Remember the beleaguered middle class? Our political leaders don’t seem to.
Reeling from the fiscal cliff fiasco and hurtling toward the debt ceiling debacle, Washington has forgotten all of its election-year promises to focus on the best way to create jobs and enhance economic security for the 99 percent.
One of the most amazing aspects of the whole fiscal cliff/debt ceiling fiasco is the continuing ability of the political and media class to manufacture phony economic crises while ignoring the concerns that affect the majority of Americans every day.
High unemployment and rising health and elder care costs? Gnawing uncertainty about the future? Declining wages and disappearing pensions? Income inequality?
We haven’t heard much about them since Election Day.
Meanwhile our media elite cover every micro-twitch of the Washington insiders as they pose and posture their way through the debate, while smothering in ridicule anybody who dares question the prevailing deficit hysteria.
One piece of wisdom did surface briefly masquerading as a whacko proposal – having the government create a trillion-dollar platinum coin. Though this scheme was nixed by the Treasury, it did have the virtue of pointing up an important fact usually ignored in mainstream bloviating about the deficit – the government is not a family. The U.S. government can create money and does, except recently it’s been printing money only to hand it over to big banks with no strings attached, rather than using it to pay down the deficit, create jobs or fix bridges.
And how about that dramatic last-minute deal that averted the fiscal cliff? To paraphrase Vice-President Joe Biden (when he was dismissing Paul Ryan’s dismal budget plan), the whole thing is a load of malarkey.
Except this time Biden and his boss, President Obama weren’t blasting it, they were touting it as a great achievement.
If you’re not familiar with the term, Miriam-Webster defines malarkey as “insincere or foolish talk.”
The first tipoff that the deal constitutes malarkey is the whole dispute over whether it actually reduces the deficit at all.
The Congressional Budget Office contends the deal will increase the deficit nearly $4 trillion over 10 years, while the president, using a different starting for his calculation, argues that it will raise $620 billion over that time period.
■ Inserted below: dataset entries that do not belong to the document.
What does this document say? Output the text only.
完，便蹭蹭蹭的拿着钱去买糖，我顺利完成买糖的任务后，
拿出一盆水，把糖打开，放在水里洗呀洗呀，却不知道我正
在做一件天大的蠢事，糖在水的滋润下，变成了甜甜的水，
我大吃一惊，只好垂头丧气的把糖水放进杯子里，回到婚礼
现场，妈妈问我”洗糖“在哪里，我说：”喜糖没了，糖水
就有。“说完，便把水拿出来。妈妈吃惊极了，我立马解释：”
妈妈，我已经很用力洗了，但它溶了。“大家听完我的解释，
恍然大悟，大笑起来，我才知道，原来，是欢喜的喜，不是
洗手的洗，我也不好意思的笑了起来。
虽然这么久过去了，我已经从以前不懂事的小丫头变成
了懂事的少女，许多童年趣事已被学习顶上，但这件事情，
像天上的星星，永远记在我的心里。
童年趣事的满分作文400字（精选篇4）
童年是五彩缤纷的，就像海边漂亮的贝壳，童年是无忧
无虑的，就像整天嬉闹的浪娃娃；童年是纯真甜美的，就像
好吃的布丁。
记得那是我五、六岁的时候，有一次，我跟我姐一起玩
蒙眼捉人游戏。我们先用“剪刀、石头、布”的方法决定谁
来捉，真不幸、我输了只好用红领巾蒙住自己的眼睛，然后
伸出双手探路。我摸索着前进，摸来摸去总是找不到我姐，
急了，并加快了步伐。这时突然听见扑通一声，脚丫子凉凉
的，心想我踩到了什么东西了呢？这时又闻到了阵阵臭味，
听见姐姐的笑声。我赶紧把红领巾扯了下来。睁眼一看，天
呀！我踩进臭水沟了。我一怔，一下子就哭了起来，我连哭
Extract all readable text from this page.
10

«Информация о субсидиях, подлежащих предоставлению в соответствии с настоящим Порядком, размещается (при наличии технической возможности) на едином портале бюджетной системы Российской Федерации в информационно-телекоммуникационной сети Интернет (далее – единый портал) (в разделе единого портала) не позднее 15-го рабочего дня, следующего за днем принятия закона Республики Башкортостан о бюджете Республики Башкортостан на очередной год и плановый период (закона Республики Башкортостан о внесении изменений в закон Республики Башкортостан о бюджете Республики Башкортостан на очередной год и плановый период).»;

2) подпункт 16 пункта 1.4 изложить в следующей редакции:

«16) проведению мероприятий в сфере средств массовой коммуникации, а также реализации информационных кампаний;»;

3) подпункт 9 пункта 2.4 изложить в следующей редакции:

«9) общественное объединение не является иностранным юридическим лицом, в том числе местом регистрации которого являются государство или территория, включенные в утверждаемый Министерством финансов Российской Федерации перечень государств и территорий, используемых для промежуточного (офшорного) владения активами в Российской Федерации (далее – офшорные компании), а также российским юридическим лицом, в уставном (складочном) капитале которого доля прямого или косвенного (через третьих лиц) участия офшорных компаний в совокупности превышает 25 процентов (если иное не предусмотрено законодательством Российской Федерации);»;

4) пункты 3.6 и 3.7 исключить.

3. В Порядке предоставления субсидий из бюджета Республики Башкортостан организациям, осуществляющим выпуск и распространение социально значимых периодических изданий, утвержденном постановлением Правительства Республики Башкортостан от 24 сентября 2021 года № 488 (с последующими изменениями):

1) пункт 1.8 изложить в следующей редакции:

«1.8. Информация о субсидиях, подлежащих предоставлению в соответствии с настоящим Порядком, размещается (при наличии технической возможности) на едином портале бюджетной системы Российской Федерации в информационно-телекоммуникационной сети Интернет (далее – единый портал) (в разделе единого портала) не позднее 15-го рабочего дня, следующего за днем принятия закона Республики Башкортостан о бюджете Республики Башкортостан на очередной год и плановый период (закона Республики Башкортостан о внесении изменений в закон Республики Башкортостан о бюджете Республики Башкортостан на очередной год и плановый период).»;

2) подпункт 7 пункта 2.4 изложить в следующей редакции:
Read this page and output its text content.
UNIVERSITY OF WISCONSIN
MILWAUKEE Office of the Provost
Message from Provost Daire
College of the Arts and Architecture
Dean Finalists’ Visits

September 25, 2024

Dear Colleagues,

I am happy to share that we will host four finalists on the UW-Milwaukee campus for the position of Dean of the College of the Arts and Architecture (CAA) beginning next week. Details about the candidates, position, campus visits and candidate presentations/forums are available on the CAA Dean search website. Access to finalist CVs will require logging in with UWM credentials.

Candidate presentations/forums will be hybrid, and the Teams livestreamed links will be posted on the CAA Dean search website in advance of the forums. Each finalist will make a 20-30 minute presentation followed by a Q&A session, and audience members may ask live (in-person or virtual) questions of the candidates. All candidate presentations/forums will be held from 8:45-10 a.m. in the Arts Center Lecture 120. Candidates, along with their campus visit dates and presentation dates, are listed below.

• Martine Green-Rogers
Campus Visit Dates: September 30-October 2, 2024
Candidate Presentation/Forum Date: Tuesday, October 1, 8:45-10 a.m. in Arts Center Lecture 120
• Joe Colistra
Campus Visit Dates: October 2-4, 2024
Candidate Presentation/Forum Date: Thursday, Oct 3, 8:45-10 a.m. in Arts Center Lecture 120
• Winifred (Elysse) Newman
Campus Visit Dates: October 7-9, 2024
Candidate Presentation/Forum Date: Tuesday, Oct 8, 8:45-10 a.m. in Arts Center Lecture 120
If you’re confused, you should be. The difference is not trivial, and makes the whole process stink. As the New York said, “How do you agree on what needs to be done going forward if you can’t agree where you are?”
When it comes to deficits, I’m from the Dick Cheney school. The former vice-president, in a rare moment of candor, said: “Deficits don’t matter.”
Except when politicians want to beat their opponents over the heads with them. Most recently, the deficit soared not primarily because of out of control government spending, but because the economy went in the toilet, and the government came to the rescue of our fellow citizens with jobless benefits, food stamps and stimulus spending.
Of course, Cheney was also trying to help out his boss, President George W. Bush, who wanted to give rich people a mammoth tax break and put two wars on the government’s tab, thereby running up the deficit.
What he meant was that Republicans don’t care about deficits when the money goes to support spending they like – like military contracts. What they oppose is spending money on social programs that they would just as soon dismantle.
The second sign that the recent fiscal cliff deal is malarkey is what the politicians did to the payroll tax cut, which was enacted in 2010 and put more than $1,000 a year back into the bank accounts of average Americans.
In spite of all President Obama’s promises not to increase the economic burdens already weighing down the middle class, our leaders allowed this relatively small but significant tax cut to expire. As a result, 125 million Americans who couldn’t afford to hire lobbyists saw their paychecks decrease in January. Since the payroll tax helps pay for Social Security, some applauded the demise of the payroll tax cut.
But the end of the payroll tax cut is just the latest example of our leaders solving budget problems on the backs of those who can afford it least.
In addition, the president had insisted, going in to the fiscal cliff negotiations, that he would get $50 billion in new stimulus money in the deal. But those funds never materialized.
The third red flag buried in the fiscal cliff deal is an item that neither of the parties mentioned in their press conferences announcing it. But it’s the surest way to tell that the fiscal cliff and debt ceiling, which are supposed to be about this massive crisis, are just the latest chapter in Washington business as usual: major corporations using the cover of a manufactured crisis to get their hands on more goodies.
As reported by Matt Stoller, the deal contains eight separate giveaways to individual businesses or industries, including Goldman-Sachs, Hollywood movie studios, NASCAR, coal mine operators and asparagus growers.
Of particular interest was the extension of the tax exempt financing of something called Liberty Zone in New York, funds which were supposed to be designated to help business in the city recover from 9/11. But rather than going to small businesses, big corporations like Goldman-Sachs got the breaks. Goldman-Sachs has gotten $1.6 billion in tax-empt bonds to help defray the costs of building? its new $2.1 billion headquarters.
So while the politicians have been posturing in public vowing to protect the middle-crisis and wringing their hands over the dire state of the government’s finances, they’ve been working overtime in private doling out expensive favors to their corporate donors.
The biggest threat to our future is not the deficit, not by a long shot. The far greater danger remains the largely unchecked and hidden power of corporations to control our government.